Governments have responded in various ways, and sometimes those responses have been clumsy, cruel and counter-productive. These are all very important events. But have they really changed the world for decades to come?   

Here’s a list, off the top of my head, of global events and trends in the past decade that many people would argue are more important than 9/11, “the War on Terror” and the activities of al-Qaeda.

1) The rise of China as an economic superpower.

2) Likewise, the rise of India.

3) Brazil, Turkey and a whole host of other countries are coming up not so far behind.

4) Related to above, the relative economic decline of the West, (by which I mean the United States and Europe), symbolised by the financial crisis of 2008, and the ongoing crisis in the eurozone.

5) The complete failure of all of the world’s leading powers to take action to prevent, or even mitigate, the effects of climate change.

And here are two more possibles, that I’m tempted to put on the list:

6) The amazing spread of social networking like Facebook and Twitter.

7) The Arab Spring.

An interesting piece from Reuters looks at the same issues. The author, Peter Apps, reaches similar conclusions, although he argues that America and Britain’s economic problems, and hence their decline in global influence, are, at least in part, a consequence of the wars they decided to wage in reaction to 9/11.

This blog, in the Financial Times, also makes the point that 9/11 seems much less important now than it did at the time.

Of course, the sensible answer to the question I posed at the top of this blog is “it’s too early to tell”. That, famously, is what the Chinese Communist leader Zhou Enlai is said to have responded when asked for his assessment of the French Revolution.
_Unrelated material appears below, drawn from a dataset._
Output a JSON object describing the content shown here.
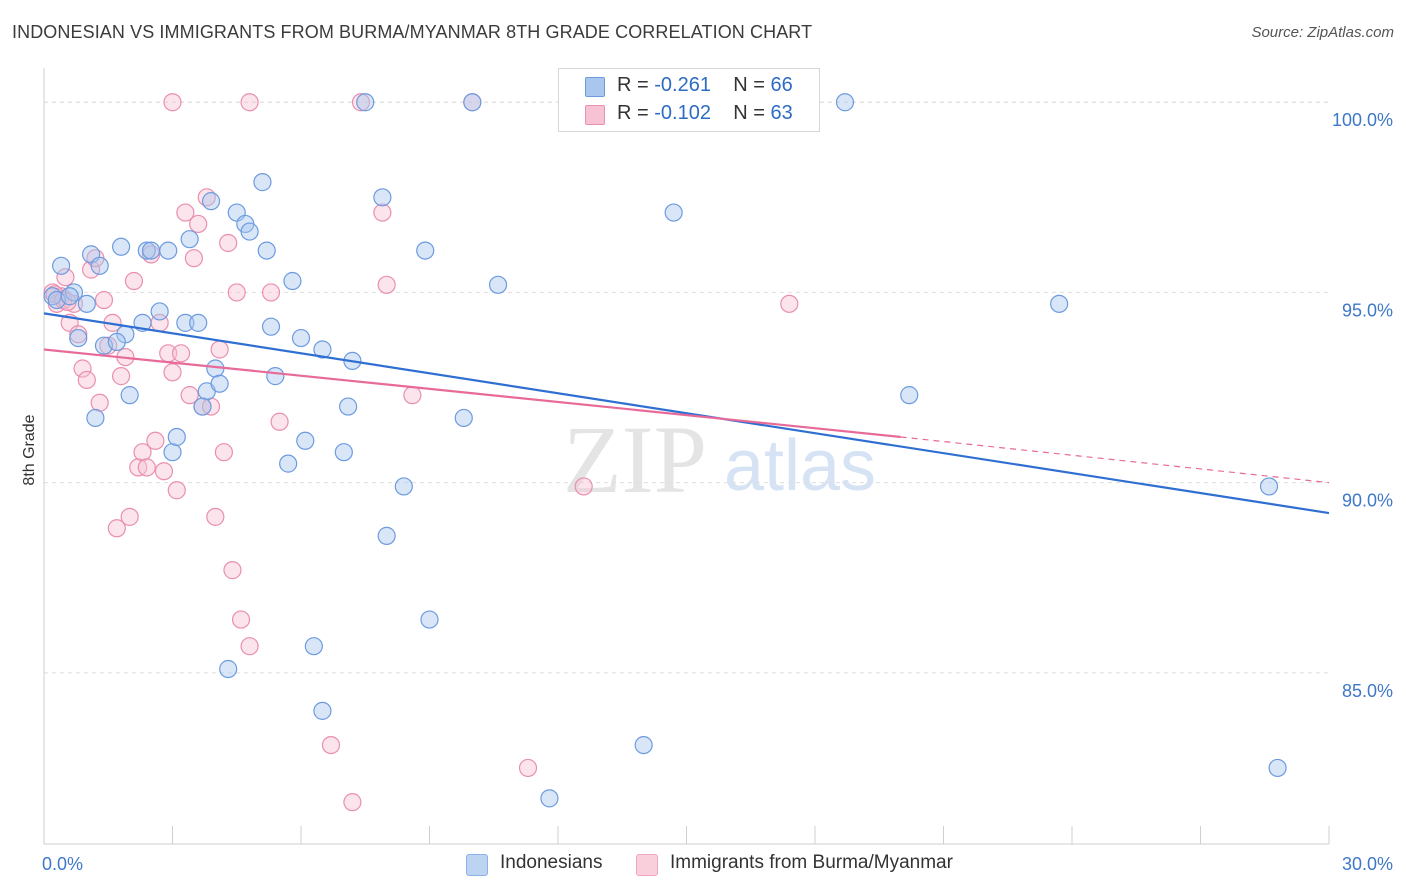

So, if it’s too soon to reach a conclusion on something that happened in 1789, it would be very reckless to make definitive pronouncements about something that happened as recently as 2001. 

As Martin Wolf points out in the FT blog, if al-Qaeda were able to stage an attack involving nuclear weapons, our assessment of the long-term significance of 9/11 would change, and radically.

Thankfully, that has not happened yet. So, a very tentative conclusion on the 10th anniversary of that terrible day, is that it did not change the world quite as much as we thought it might. But like Zhou Enlai, we’ll have to wait and see.